Summer 2024

In Memoriam

Charles T. Munger, HLLD ’10

A portrait of Charles T. Munger, HLLD ’10.
Charles T. Munger, HLLD ’10

Charles T. “Charlie” Munger, HLLD ’10, died on November 28, 2023, in Santa Barbara, California. He was 99.

Munger, the vice chairman of Berkshire Hathaway, was the right hand of investor and philanthropist Warren Buffett, his longtime business partner. “He was the architect and I was the general contractor,” Buffett once said of their relationship, according to Munger’s obituary in the New York Times.

Munger studied math at U-M but dropped out to serve in the US Army after the attack on Pearl Harbor. With the help of the GI Bill, Munger attended Harvard Law School even though he did not have an undergraduate degree.

After graduating with honors, he moved to California and practiced real estate law, eventually becoming a founding partner of Munger, Tolles & Hills (now Munger, Tolles & Olson, a partnership that includes Ron Olson, ’66). 

He began dabbling in investments as a hobby. “But it soon occurred to me that I’d rather be one of our rich and interesting clients than be their lawyer,” Munger told Janet Lowe in her 2000 book Damn Right! Behind the Scenes with Berkshire Hathaway Billionaire Charlie Munger.

Munger met Buffet in 1959, and they quickly became friends and each other’s investment advisers. 

“Like Warren, I had a considerable passion to get rich,” Munger was quoted as saying in Roger Lowenstein’s 1995 book Buffett: The Making of an American Capitalist. “Not because I wanted Ferraris—I wanted the independence. I desperately wanted it. I thought it was undignified to have to send invoices to other people.”

Munger began investing side by side with Buffett, in companies like Wesco Financial and See’s Candies, before officially joining him as vice chairman. For the first year, Munger said, “I kept one toe in the law firm in case my capitalist career cratered.”

Together, Buffett and Munger built Berkshire Hathaway, one of the most successful and largest conglomerates in history. Among other properties, Berkshire Hathaway, which is based in Munger’s hometown, Omaha, Nebraska, owns the insurance giant Geico and the Burlington Northern Santa Fe railroad company. It holds stakes in Coca-Cola, American Express, and other corporate heavyweights. By 2023, it had about 396,000 employees and revenue exceeding $364 billion.

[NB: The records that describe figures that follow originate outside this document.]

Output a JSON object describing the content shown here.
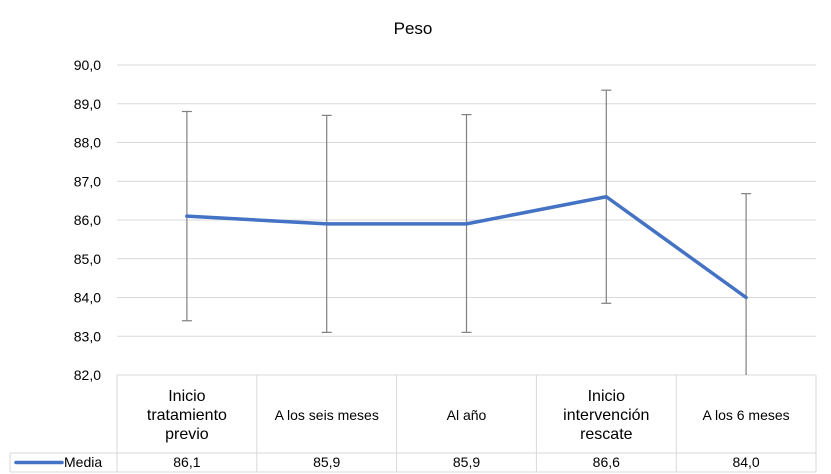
{
  "chart_data": {
    "type": "line",
    "title": "Peso",
    "xlabel": "",
    "ylabel": "",
    "ylim": [
      82.0,
      90.0
    ],
    "ytick_step": 1.0,
    "yticks": [
      "82,0",
      "83,0",
      "84,0",
      "85,0",
      "86,0",
      "87,0",
      "88,0",
      "89,0",
      "90,0"
    ],
    "grid": true,
    "categories": [
      [
        "Inicio",
        "tratamiento",
        "previo"
      ],
      [
        "A los seis meses"
      ],
      [
        "Al año"
      ],
      [
        "Inicio",
        "intervención",
        "rescate"
      ],
      [
        "A los 6 meses"
      ]
    ],
    "series": [
      {
        "name": "Media",
        "color": "#4472c4",
        "values": [
          86.1,
          85.9,
          85.9,
          86.6,
          84.0
        ],
        "value_labels": [
          "86,1",
          "85,9",
          "85,9",
          "86,6",
          "84,0"
        ],
        "error_low": [
          83.4,
          83.1,
          83.1,
          83.85,
          82.0
        ],
        "error_high": [
          88.8,
          88.7,
          88.72,
          89.35,
          86.68
        ]
      }
    ],
    "data_table": true,
    "legend": "data-table"
  }
}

Munger was a significant donor to the University of Michigan and other universities. In 2011, he committed $20 million, one of the largest gifts in the Law School’s history, to refurbish the Lawyers Club. The project brought badly needed upgrades that transformed student rooms and other living areas inside the buildings while preserving the historic and iconic Collegiate Gothic exteriors. The renovated residence portion of the Lawyers Club was named The Charles T. Munger Residences in the Lawyers Club in honor of the gift.

The gift to renovate the Lawyers Club extended Munger’s philanthropic relationship with the Law School, which began in 2007 with a $3 million gift for lighting improvements in public areas of the Law Quadrangle, including the formerly dim interiors of Hutchins Hall and the Reading Room.

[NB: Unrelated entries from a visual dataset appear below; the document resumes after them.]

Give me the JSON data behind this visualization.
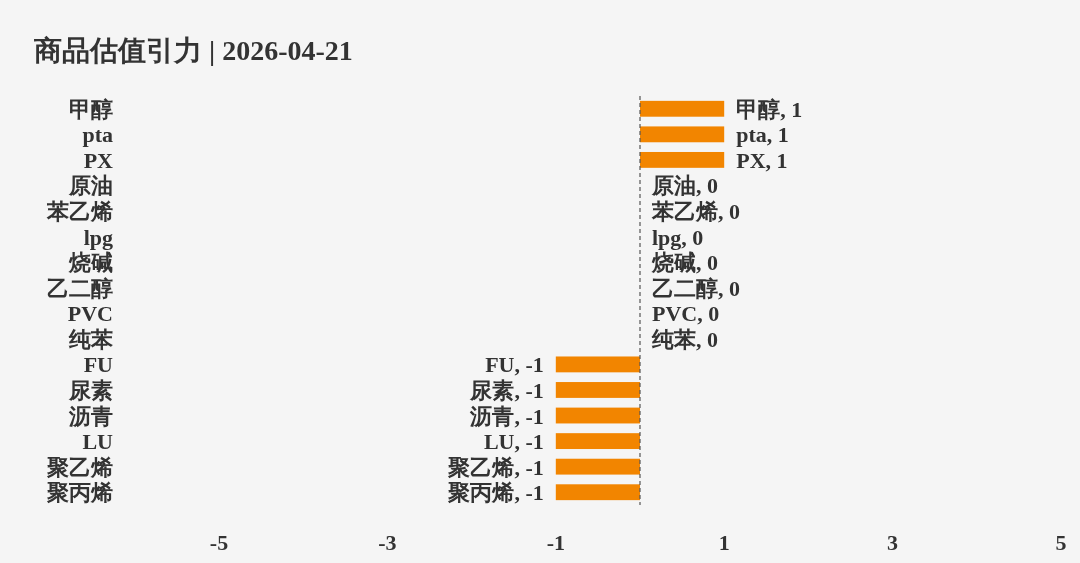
{
  "chart_data": {
    "type": "bar",
    "orientation": "horizontal",
    "title": "商品估值引力 | 2026-04-21",
    "categories": [
      "甲醇",
      "pta",
      "PX",
      "原油",
      "苯乙烯",
      "lpg",
      "烧碱",
      "乙二醇",
      "PVC",
      "纯苯",
      "FU",
      "尿素",
      "沥青",
      "LU",
      "聚乙烯",
      "聚丙烯"
    ],
    "values": [
      1,
      1,
      1,
      0,
      0,
      0,
      0,
      0,
      0,
      0,
      -1,
      -1,
      -1,
      -1,
      -1,
      -1
    ],
    "value_labels": [
      "甲醇, 1",
      "pta, 1",
      "PX, 1",
      "原油, 0",
      "苯乙烯, 0",
      "lpg, 0",
      "烧碱, 0",
      "乙二醇, 0",
      "PVC, 0",
      "纯苯, 0",
      "FU, -1",
      "尿素, -1",
      "沥青, -1",
      "LU, -1",
      "聚乙烯, -1",
      "聚丙烯, -1"
    ],
    "color": "#f28500",
    "xlim": [
      -5,
      5
    ],
    "xticks": [
      -5,
      -3,
      -1,
      1,
      3,
      5
    ],
    "ref_lines": [
      {
        "axis": "x",
        "value": 0,
        "line_style": "dashed",
        "color": "#555555"
      }
    ],
    "grid": false
  }
}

In 2013, Munger pledged $110 million to the University to build graduate student housing. At the time, it was the largest single gift in U-M’s history.

Munger is survived by three daughters, Wendy and Molly Munger and Emilie Munger Ogden; three sons, Charles Jr., Barry, and Philip; two stepsons, William and David Borthwick; 15 grandchildren; and seven great-grandchildren.

Portions of this obituary are excerpted from the New York Times obituary that was published on November 28, 2023.